Property tax for example is paid on the assessed worth. But there are almost no properties assessed more than a few million. So all those 50 million dollar units are paying taxes on a few million only. In other words, very little. Rent also is never claimed. Financial mags have estimated there are tens of thousands of people in Taiwan who make over a million a year, but pay no taxes because it is all from rent. Some even get subsidies on medical because on paper they are poor.

There is also the matter that counties get a pittance. Most of the industry in them is headquartered in Taipei so this is where they pay taxes. When I used to live in Taoyuan there was great bitterness that the factories were polluting Taoyuan but Taipei was getting the tax money so it could build parks and clean itself up.

You must have read about the county-cities mergers. That was largely about balancing out some of the inequalities. A city for example has to provide 27 services. A county 11. Cities also get more money from the central gov.
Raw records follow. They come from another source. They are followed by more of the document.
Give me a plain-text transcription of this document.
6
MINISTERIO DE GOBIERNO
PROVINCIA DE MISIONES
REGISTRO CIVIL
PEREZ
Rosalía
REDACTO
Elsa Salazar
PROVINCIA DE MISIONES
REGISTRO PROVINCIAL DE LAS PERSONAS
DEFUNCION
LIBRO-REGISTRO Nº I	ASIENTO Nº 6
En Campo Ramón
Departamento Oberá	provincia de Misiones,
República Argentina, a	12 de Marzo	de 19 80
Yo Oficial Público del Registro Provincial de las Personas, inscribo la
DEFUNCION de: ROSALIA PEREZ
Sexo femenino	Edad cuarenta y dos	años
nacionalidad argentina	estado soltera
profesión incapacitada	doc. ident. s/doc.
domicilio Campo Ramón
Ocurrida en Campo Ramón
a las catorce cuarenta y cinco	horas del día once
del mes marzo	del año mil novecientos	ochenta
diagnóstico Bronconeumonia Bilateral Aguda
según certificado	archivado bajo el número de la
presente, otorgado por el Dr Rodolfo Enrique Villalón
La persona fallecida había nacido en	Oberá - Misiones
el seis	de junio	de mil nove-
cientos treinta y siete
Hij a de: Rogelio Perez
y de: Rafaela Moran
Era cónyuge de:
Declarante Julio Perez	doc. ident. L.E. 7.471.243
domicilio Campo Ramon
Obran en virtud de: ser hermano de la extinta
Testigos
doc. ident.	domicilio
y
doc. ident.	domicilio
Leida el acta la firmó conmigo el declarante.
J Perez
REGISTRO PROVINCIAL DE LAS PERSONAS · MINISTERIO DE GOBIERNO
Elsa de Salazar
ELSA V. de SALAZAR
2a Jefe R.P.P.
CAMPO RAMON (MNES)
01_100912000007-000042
So places like Taidong are 4th class regions. Low tax base, low transfers back from the central government. That’s largely why they are as backward as they are. No money.

As for garbage cans, it has long been policy not to have them in most public areas to discourage dumping of household waste. Sensible or not that is the policy. Nothing to do with money.[/quote]

I was aware of the low tax rate, i’ve been happily paying it, but still, there is consumption tax, and billions of dollars in road tolls collected each year, and the sheer population density means that the government must be racking it up. I could probably look this up myself i suppose, but i suspect MM would know - does the Taiwan economy run at a surplus? if so, how much?
As you pointed out, a large part of the problem would seem to lie with the distribution of tax revenue - which again lends weight to the idea that although this is ostensibly a local council issue, the only chance of a solution lies in public pressure on the central government.

Re the garbage bins, i do kind of understand (without agreeing) why they do it in Taipei or other heavily populated places (though they didn’t seem to be doing the garbage truck shuffle last time i was in Japan), but at countryside parks, beaches, small towns?

Was down at ShanYuan last weekend, it’s a sad sight. The hotel is nearing completion, it’s not looking any prettier. The beach is piled high with bulldozed sand - I suppose it will get landscaped. I don’t know how the mainlanders’ turds will get handled, but I trust it’s not straight out to sea via a pipeline.

The protest camp is still standing on the beach, empty when I was there, but there are plenty of notices & signs up. Perhaps people do still attend.
Still, the hotel goes forward. Perhaps a CNY opening? Sickens me to think that a handful of fat cats are about to pocket NT$ from this venture.